Add files to Datasets

ℹ️

Note

When using the legacy method add_private_data_to_dataset_start to upload files directly to a Dataset, you must specify a StorageFolder object or a folder uuid.

Once your data is uploaded to Files it can be attached to multiple Datasets. The following scripts add all files in a specified folder to a Dataset.

  • Replace <private_key_path> with the path to your private key.
  • Replace <folder_name> with the name you want to give your Storage folder.
  • Replace <dataset_hash> with the hash of the Dataset you want to add the data units to.

ℹ️

Note

Files added to the folder at a later time will not be automatically added to the Dataset.

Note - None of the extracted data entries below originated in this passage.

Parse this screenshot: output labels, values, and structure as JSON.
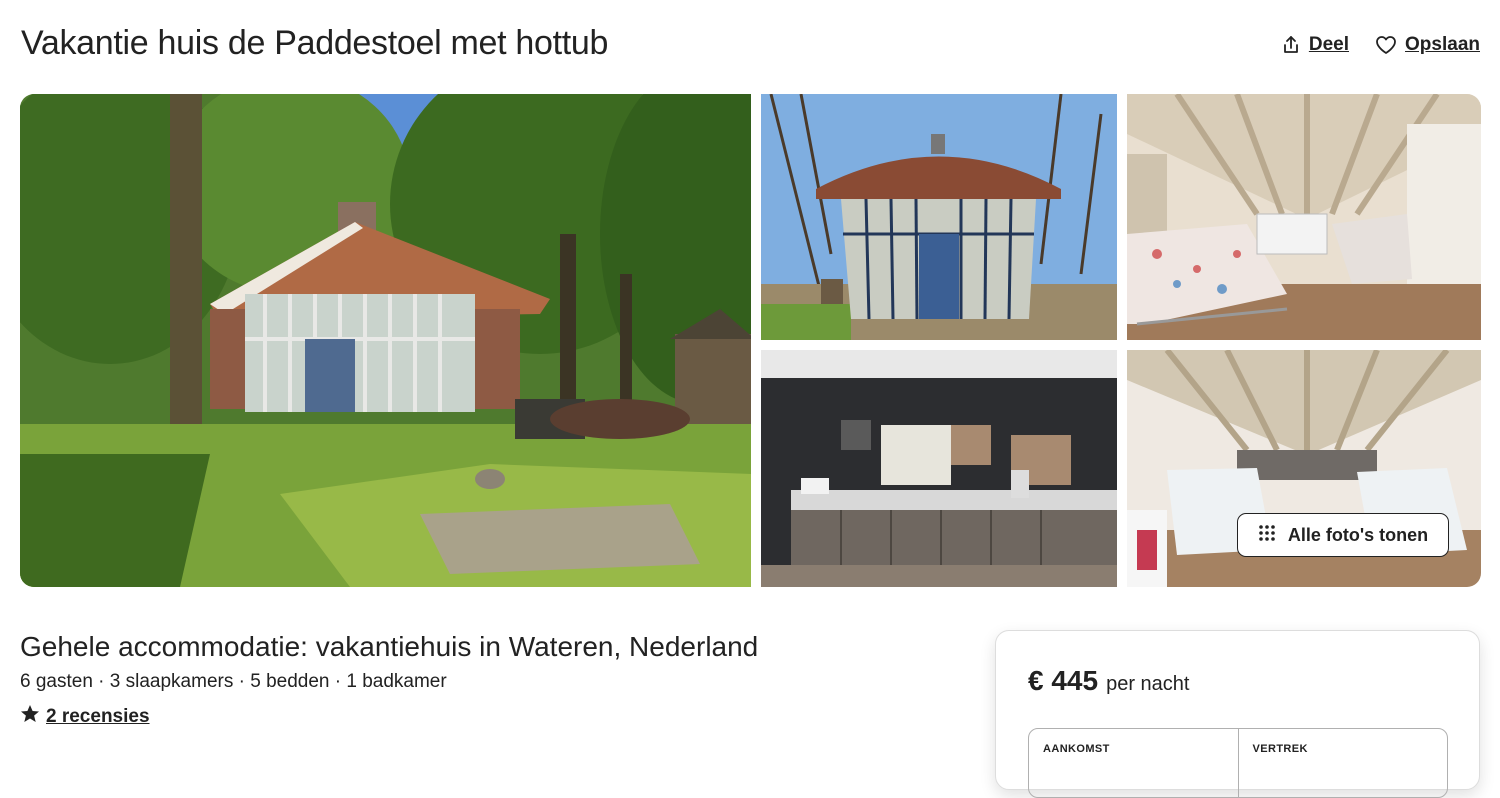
{
  "listing": {
    "title": "Vakantie huis de Paddestoel met hottub",
    "subtitle": "Gehele accommodatie: vakantiehuis in Wateren, Nederland",
    "facts": "6 gasten · 3 slaapkamers · 5 bedden · 1 badkamer",
    "reviews_label": "2 recensies"
  },
  "actions": {
    "share_label": "Deel",
    "save_label": "Opslaan"
  },
  "gallery": {
    "show_all_label": "Alle foto's tonen"
  },
  "booking": {
    "price": "€ 445",
    "per_night": "per nacht",
    "checkin_label": "AANKOMST",
    "checkout_label": "VERTREK"
  },
  "icons": {
    "share": "share-icon",
    "save": "heart-icon",
    "grid": "grid-dots-icon",
    "star": "star-icon"
  },
  "colors": {
    "text": "#222222",
    "border": "#dddddd"
  }
}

from encord import EncordUserClient

# Authentication
user_client = EncordUserClient.create_with_ssh_private_key(
    ssh_private_key_path="<private_key_path>"
)

# Find the storage folder by name
folder_name = "<folder_name>"  # Replace with your folder's name
folders = list(user_client.find_storage_folders(search=folder_name, page_size=1000)) # Default page_size is 100.

dataset = user_client.get_dataset("<dataset_hash>")

# Ensure the folder was found
if folders:
    storage_folder = folders[0]

    # List all data units
    items = list(storage_folder.list_items())

    # Collect all item UUIDs
    item_uuids = [item.uuid for item in items]

    # Output the retrieved data units
    for item in items:
        print(f"UUID: {item.uuid}, Name: {item.name}, Type: {item.item_type}")

    # Link all items at once if there are any
    if item_uuids:
        dataset.link_items(item_uuids)
else:
    print("Folder not found.")